While economists, entrepreneurs and policy wonks might get a charge out of Morneau’s measures on innovation and skills, those thrusts look unlikely to excite many Canadian voters. Last year’s Canada Child Benefit and middle-bracket tax cut were much easier sells. Among progressive voters concerned about economic fairness, however, some targeted new budget measures could offer the Trudeau Liberals messages that resonate.

MORE: Did the budget walk the walk on the Liberals’ innovation talk?

Morneau’s biggest single spending promise is $11 billion “to help ensure every Canadian has a safe and affordable place to call home.” That’s a substantial commitment, although it extends all the way out to 2027-28, a distant planning horizon. And little of the new money is slated to be spent this year or next, which means the housing plan could be seen as a pitch for giving Trudeau’s Liberals a second mandate, in the 2019 election, to carry out the strategy.

Another $7 billion over the next decade is pledged to help low- and middle-income families with the costs of child care. That includes “up to 40,000 new subsidized child care spaces over the next three years, by working with the provinces and territories.”

As well, Employment Insurance will be made more flexible, letting parents to spread benefits, at a lower rate, over 18 months, up from the current 12 months. Women will be allowed to collect EI maternity benefits for 12 weeks before their due date, up from eight weeks now.

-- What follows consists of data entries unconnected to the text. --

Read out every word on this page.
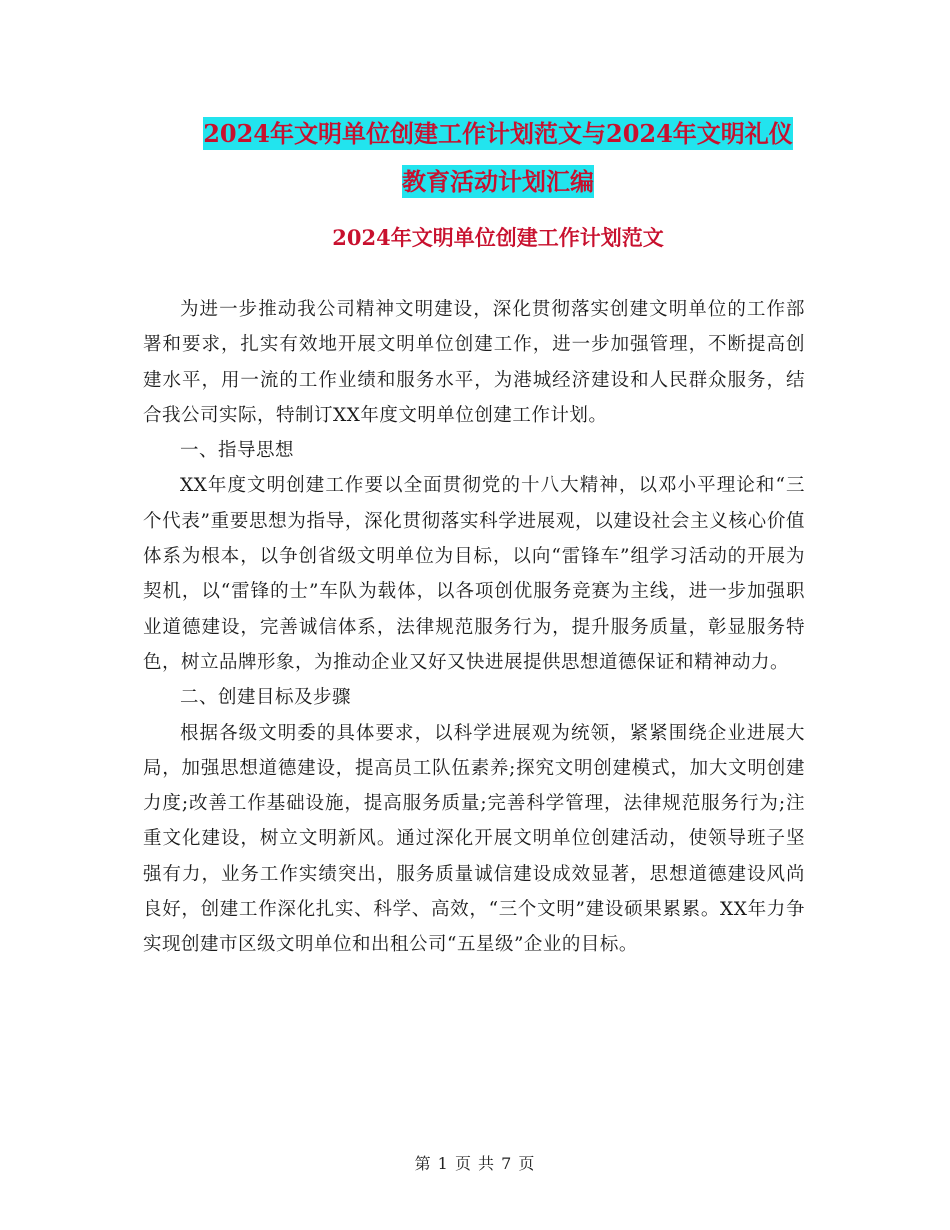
2024年文明单位创建工作计划范文与2024年文明礼仪
教育活动计划汇编
2024年文明单位创建工作计划范文

为进一步推动我公司精神文明建设，深化贯彻落实创建文明单位的工作部署和要求，扎实有效地开展文明单位创建工作，进一步加强管理，不断提高创建水平，用一流的工作业绩和服务水平，为港城经济建设和人民群众服务，结合我公司实际，特制订XX年度文明单位创建工作计划。

一、指导思想

XX年度文明创建工作要以全面贯彻党的十八大精神，以邓小平理论和“三个代表”重要思想为指导，深化贯彻落实科学进展观，以建设社会主义核心价值体系为根本，以争创省级文明单位为目标，以向“雷锋车”组学习活动的开展为契机，以“雷锋的士”车队为载体，以各项创优服务竞赛为主线，进一步加强职业道德建设，完善诚信体系，法律规范服务行为，提升服务质量，彰显服务特色，树立品牌形象，为推动企业又好又快进展提供思想道德保证和精神动力。

二、创建目标及步骤

根据各级文明委的具体要求，以科学进展观为统领，紧紧围绕企业进展大局，加强思想道德建设，提高员工队伍素养;探究文明创建模式，加大文明创建力度;改善工作基础设施，提高服务质量;完善科学管理，法律规范服务行为;注重文化建设，树立文明新风。通过深化开展文明单位创建活动，使领导班子坚强有力，业务工作实绩突出，服务质量诚信建设成效显著，思想道德建设风尚良好，创建工作深化扎实、科学、高效，“三个文明”建设硕果累累。XX年力争实现创建市区级文明单位和出租公司“五星级”企业的目标。

第 1 页 共 7 页
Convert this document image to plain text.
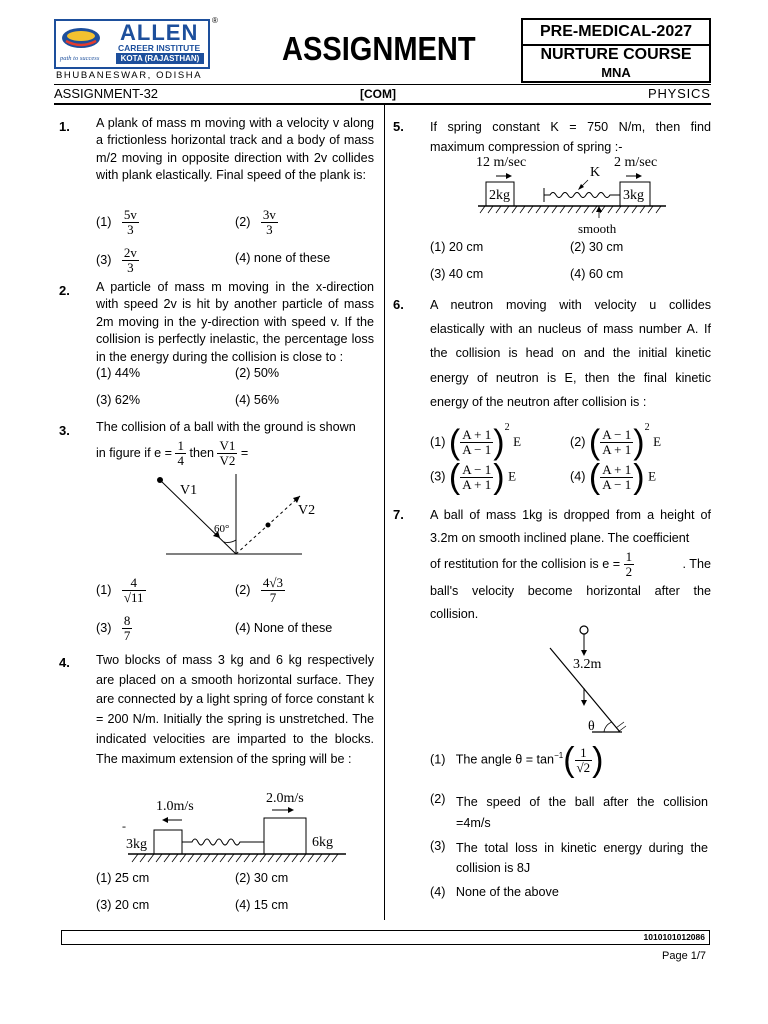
ALLEN
CAREER INSTITUTE
KOTA (RAJASTHAN)
path to success
®
BHUBANESWAR, ODISHA
ASSIGNMENT	PRE-MEDICAL-2027
NURTURE COURSE
MNA
ASSIGNMENT-32	[COM]	PHYSICS
1. A plank of mass m moving with a velocity v along a frictionless horizontal track and a body of mass m/2 moving in opposite direction with 2v collides with plank elastically. Final speed of the plank is:
$(1) \frac{5v}{3}$	$(2) \frac{3v}{3}$
$(3) \frac{2v}{3}$	(4) none of these
2. A particle of mass m moving in the x-direction with speed 2v is hit by another particle of mass 2m moving in the y-direction with speed v. If the collision is perfectly inelastic, the percentage loss in the energy during the collision is close to :
(1) 44%	(2) 50%
(3) 62%	(4) 56%
3. The collision of a ball with the ground is shown
in figure if $e = \frac{1}{4}$ then $\frac{V1}{V2}$ =
V1
V2
60°
$(1) \frac{4}{√11}$	$(2) \frac{4√3}{7}$
$(3) \frac{8}{7}$	(4) None of these
4. Two blocks of mass 3 kg and 6 kg respectively are placed on a smooth horizontal surface. They are connected by a light spring of force constant k = 200 N/m. Initially the spring is unstretched. The indicated velocities are imparted to the blocks. The maximum extension of the spring will be :
1.0m/s
2.0m/s
-
3kg	6kg
(1) 25 cm	(2) 30 cm
(3) 20 cm	(4) 15 cm
5. If spring constant K = 750 N/m, then find maximum compression of spring :-
12 m/sec	2 m/sec
K
2kg	3kg
smooth
(1) 20 cm	(2) 30 cm
(3) 40 cm	(4) 60 cm
6. A neutron moving with velocity u collides elastically with an nucleus of mass number A. If the collision is head on and the initial kinetic energy of neutron is E, then the final kinetic energy of the neutron after collision is :
(1) ( $\frac{A + 1}{A - 1} )^2$ E	(2) ( $\frac{A - 1}{A + 1} )^2$ E
(3) ( $\frac{A - 1}{A + 1}$ ) E	(4) ( $\frac{A + 1}{A - 1}$ ) E
7. A ball of mass 1kg is dropped from a height of 3.2m on smooth inclined plane. The coefficient
of restitution for the collision is $e = \frac{1}{2}$	. The
ball's velocity become horizontal after the collision.
3.2m
θ
(1) The angle $\theta = \tan^{-1}( \frac{1}{√2}$ )
(2) The speed of the ball after the collision =4m/s
(3) The total loss in kinetic energy during the collision is 8J
(4) None of the above
1010101012086
Page 1/7
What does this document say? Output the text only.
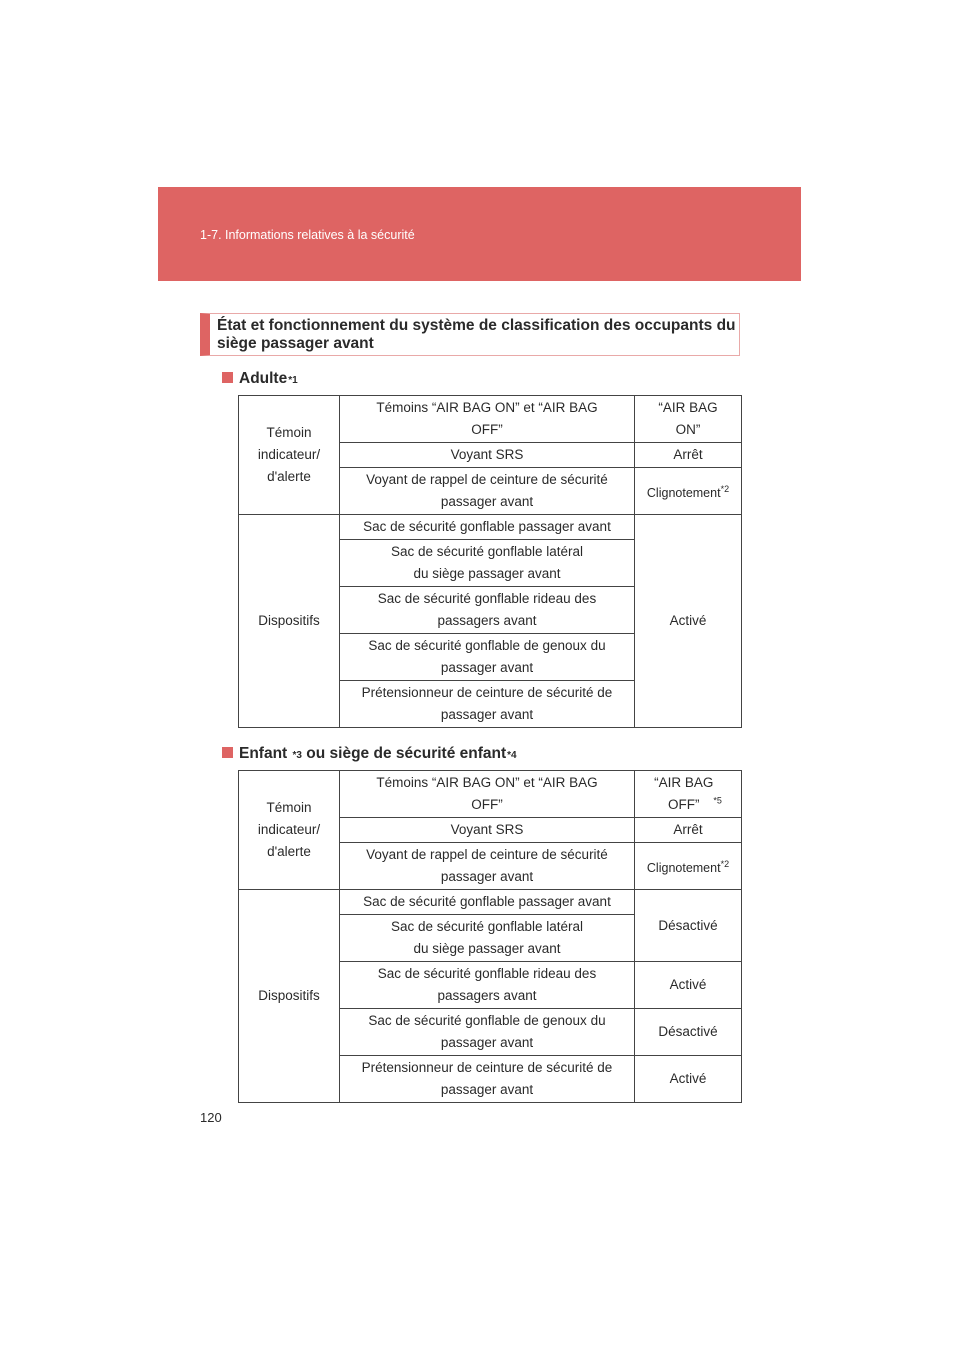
1-7. Informations relatives à la sécurité
État et fonctionnement du système de classification des occupants du siège passager avant
Adulte *1
Témoin
indicateur/
d'alerte	Témoins “AIR BAG ON” et “AIR BAG
OFF”	“AIR BAG
ON”
	Voyant SRS	Arrêt
	Voyant de rappel de ceinture de sécurité
passager avant	Clignotement$^{*2}$
Dispositifs	Sac de sécurité gonflable passager avant	Activé
	Sac de sécurité gonflable latéral
du siège passager avant	
	Sac de sécurité gonflable rideau des
passagers avant	
	Sac de sécurité gonflable de genoux du
passager avant	
	Prétensionneur de ceinture de sécurité de
passager avant	
Enfant *3 ou siège de sécurité enfant *4
Témoin
indicateur/
d'alerte	Témoins “AIR BAG ON” et “AIR BAG
OFF”	“AIR BAG
OFF”$^{*5}$
	Voyant SRS	Arrêt
	Voyant de rappel de ceinture de sécurité
passager avant	Clignotement$^{*2}$
Dispositifs	Sac de sécurité gonflable passager avant	Désactivé
	Sac de sécurité gonflable latéral
du siège passager avant	
	Sac de sécurité gonflable rideau des
passagers avant	Activé
	Sac de sécurité gonflable de genoux du
passager avant	Désactivé
	Prétensionneur de ceinture de sécurité de
passager avant	Activé
120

MORE: What Budget 2017 offers families

None of these social-justice and gender-equity measures can fairly be dismissed as negligible, but none immediately jumps out as a policy landmark either. A worried Liberal might imagine that Morneau is leaving himself—and the Trudeau government—vulnerable to an underwhelmed yawn of a reaction.

Morneau seems to be counting on two factors to carry him through: the lasting impact of last year’s measures, and an economy that’s showing spring-like signs of fresh life. “In the last seven months, the Canadian economy has created a quarter million new jobs—the largest seven months of job gains Canada has seen in a decade,” he crowed in his budget speech.

Many private-sector economists back up Morneau’s sunny view. TD Bank Group’s latest forecast, for example, points to “strong momentum,” led by an oil and gas sector rebound after hard times, and continued “eye-popping strength” in the Toronto housing market.

Those factors that can hardly be credited to federal government policy. But, as Morneau and Trudeau begin to put in place their long-term strategy for the Canadian economy, short-term buoyancy—no matter its source—could buy them the time they need to prove that Budget 2017’s unspectacular steps set them on a path to something more exciting.